My vision transitions from blurry chaos to slow pulsing scenes, and I feel myself starting to calm down.

Wow, if my anxiety is that high, maybe I really do need a me day, and what better time than my birthday, right? Still... I give the map the side-eye. I know it's pointless, but it's as if I just can't help myself. I snatch the dagger from my boot and give my finger a quick prick. A tiny bead of blood forms as I sheath my blade again and let the crimson drop splash silently onto the lines and angles that form various locations around my current city of residence. Just like every other time, nothing happens. With a quick wipe of a tissue, I clean the droplet and toss it in the trash, before heading to my bedroom to change into comfy clothes.

Dad and I moved around a lot my entire life. In fact, I am not even really certain where I was born. Regardless, when I was driving through this small town a few weeks ago, something pulled at me. It could have just been that the entire town seemed to embrace my favorite holiday with open arms and decked every street and alley with all of the decorations they possibly could, but something deep inside made me think it was more.

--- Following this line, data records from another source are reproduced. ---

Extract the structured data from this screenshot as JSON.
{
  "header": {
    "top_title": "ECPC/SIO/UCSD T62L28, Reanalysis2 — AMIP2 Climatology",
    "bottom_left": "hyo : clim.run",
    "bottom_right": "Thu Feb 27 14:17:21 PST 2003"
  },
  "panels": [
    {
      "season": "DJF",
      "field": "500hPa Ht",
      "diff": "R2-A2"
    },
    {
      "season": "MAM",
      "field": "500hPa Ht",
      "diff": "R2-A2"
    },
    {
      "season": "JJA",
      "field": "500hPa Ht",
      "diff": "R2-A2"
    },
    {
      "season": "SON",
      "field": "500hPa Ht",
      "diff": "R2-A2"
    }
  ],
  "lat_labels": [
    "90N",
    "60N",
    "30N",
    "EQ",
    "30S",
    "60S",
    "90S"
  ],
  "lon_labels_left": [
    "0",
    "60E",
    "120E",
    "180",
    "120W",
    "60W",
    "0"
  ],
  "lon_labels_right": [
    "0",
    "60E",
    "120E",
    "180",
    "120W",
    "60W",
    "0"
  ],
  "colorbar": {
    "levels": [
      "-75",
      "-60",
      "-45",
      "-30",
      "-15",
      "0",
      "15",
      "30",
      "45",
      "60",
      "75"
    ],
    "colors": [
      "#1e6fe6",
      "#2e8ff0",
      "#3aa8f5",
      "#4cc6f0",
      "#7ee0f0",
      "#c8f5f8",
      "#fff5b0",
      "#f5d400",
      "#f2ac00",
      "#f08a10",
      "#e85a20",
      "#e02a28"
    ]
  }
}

Shedding one of my many black leather one-piece suits—my traditional hunting garb that is usually accompanied by a cowl to conceal my face—I stand naked in my closet and contemplate my options. I could go for nice slacks and a blouse, make myself look all sophisticated, and head down to the spa. But my heart really isn't in it for all the flirting. Another option could be jeans and a tee, then head over to the movie theater. I could watch the new horror flick and pig out on buttery popcorn and sweets. But then that also means leaving the house, and really... I just want to become a vegetable.

Walking over to my tiny dresser, I pull out a pair of sweatpants and a t-shirt, then head out to the kitchen and snag a take-out menu from the drawer. Once my lo mein, pot stickers, and some spicy chicken something or other are ordered, I make a nest with my couch pillows and snag the remote. It doesn't take long before I am elbow deep in my favorite comfort foods and laughing my ass off as some dumb bitch on my big screen goes to check out the noise she heard from inside her house. Doesn't she know that is the number one thing you just don't do?

I stop with noodles halfway to my mouth and think. What would I do in her situation?

The actress screams again as a knife plunges into her half-exposed breasts.

Who am I kidding? I would definitely be the one stabbing.

I would never be dumb enough to get myself into that situation otherwise.